All the other functions work correctly, lights,sounds smoke.
I have tried to reset it (cv8=8) with no luck.

I am guessing the board is shot but hope it's not, any ideas or sugestions would be appreciated.

Thanks, Ron


----------



## Cougar Rock Rail (Jan 2, 2008)

Definitely doesn't sound good. Can you describe a little more of how it happened--ie. was it working fine under a heavy load then all of a sudden it started acting that way, or was it that way on a restart/reboot of the central station? Does the NCE give you a readout of current usage? 

Keith


----------



## BodsRailRoad (Jul 26, 2008)

The engine was working fine one day and not the next.
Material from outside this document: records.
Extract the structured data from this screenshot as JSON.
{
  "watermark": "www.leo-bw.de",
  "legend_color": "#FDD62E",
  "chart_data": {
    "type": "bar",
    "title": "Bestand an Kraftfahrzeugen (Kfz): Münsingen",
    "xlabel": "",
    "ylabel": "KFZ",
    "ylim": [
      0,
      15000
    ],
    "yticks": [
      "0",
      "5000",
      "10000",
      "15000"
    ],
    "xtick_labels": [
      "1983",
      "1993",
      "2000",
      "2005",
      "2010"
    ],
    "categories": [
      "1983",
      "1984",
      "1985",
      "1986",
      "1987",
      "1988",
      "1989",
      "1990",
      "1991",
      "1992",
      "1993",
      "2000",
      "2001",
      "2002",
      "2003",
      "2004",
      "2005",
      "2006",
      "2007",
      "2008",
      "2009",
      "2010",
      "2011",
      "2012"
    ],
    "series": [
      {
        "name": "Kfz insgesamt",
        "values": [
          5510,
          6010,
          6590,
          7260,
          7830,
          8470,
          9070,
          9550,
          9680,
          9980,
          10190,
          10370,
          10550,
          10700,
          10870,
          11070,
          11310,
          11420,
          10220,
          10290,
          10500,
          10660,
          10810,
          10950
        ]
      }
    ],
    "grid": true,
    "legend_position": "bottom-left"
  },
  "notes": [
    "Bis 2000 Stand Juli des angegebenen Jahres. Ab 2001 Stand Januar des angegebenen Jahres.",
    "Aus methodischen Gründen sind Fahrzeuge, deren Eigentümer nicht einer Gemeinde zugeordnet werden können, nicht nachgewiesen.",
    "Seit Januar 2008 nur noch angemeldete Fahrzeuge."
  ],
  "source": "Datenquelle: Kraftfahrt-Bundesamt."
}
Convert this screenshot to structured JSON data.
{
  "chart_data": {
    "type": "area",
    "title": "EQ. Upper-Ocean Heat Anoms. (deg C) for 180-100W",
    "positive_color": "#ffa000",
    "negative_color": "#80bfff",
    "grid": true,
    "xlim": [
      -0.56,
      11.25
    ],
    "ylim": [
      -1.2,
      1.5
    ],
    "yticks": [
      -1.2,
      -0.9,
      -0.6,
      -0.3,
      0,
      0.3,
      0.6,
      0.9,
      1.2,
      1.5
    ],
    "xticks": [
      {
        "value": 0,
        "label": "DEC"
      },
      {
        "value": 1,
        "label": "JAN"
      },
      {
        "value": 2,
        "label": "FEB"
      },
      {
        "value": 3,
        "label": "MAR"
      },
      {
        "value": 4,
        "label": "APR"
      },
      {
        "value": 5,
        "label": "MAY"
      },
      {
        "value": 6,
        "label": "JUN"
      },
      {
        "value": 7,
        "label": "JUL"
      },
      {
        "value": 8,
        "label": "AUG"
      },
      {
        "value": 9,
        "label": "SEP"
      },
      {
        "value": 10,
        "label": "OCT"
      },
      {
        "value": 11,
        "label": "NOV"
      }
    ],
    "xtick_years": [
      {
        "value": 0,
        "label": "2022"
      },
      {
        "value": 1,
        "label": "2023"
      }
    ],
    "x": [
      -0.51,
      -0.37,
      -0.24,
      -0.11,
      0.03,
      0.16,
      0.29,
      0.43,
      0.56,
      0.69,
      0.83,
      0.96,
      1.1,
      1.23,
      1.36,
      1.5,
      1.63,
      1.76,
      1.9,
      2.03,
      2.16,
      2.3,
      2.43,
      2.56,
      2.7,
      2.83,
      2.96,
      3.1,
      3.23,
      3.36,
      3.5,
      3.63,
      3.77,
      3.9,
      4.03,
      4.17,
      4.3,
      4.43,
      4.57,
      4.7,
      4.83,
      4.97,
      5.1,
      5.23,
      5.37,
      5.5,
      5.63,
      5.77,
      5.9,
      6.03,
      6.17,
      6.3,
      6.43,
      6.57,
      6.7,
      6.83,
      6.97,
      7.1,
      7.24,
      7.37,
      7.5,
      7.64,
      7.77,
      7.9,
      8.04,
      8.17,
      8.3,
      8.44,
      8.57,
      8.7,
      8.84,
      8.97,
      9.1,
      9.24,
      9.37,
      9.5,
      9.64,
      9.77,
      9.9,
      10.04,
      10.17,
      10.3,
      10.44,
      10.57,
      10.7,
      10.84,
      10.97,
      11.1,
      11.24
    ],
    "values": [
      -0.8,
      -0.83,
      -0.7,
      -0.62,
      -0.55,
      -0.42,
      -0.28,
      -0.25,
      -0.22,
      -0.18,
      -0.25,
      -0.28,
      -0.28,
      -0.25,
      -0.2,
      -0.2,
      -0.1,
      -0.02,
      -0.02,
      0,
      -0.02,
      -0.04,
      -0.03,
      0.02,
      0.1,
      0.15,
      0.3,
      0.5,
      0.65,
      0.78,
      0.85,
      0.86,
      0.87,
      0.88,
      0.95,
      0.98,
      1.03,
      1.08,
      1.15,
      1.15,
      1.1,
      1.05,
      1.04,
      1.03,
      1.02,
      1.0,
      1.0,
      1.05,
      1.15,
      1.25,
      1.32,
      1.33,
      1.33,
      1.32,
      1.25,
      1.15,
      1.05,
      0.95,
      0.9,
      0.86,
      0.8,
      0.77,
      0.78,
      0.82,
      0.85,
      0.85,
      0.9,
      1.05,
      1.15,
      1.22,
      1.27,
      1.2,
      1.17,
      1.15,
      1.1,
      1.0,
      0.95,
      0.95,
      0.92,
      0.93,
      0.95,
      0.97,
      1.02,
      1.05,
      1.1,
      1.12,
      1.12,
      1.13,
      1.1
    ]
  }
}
It wasnt under any heay loads on long run.

I installed body mounted Kadee's on the front and rear of the B unit. I made sure none of the wires had been cut or came loose.
I put it on the track to test out the couplers and that's when I noticed the problems.
Very Strange.

Ron


----------



## Cougar Rock Rail (Jan 2, 2008)

Interesting. So have you tried any other locomotives to see if there is something wrong with the NCE unit? 

When you installed the couplers did you have to take the top off or flip it upside down? Maybe the decoder is loose and something came off or is shorting against something...probably worth pulling it apart and double checking all the connections to the decoder. It's probably something simple if it worked one minute and not the next. 

Keith


----------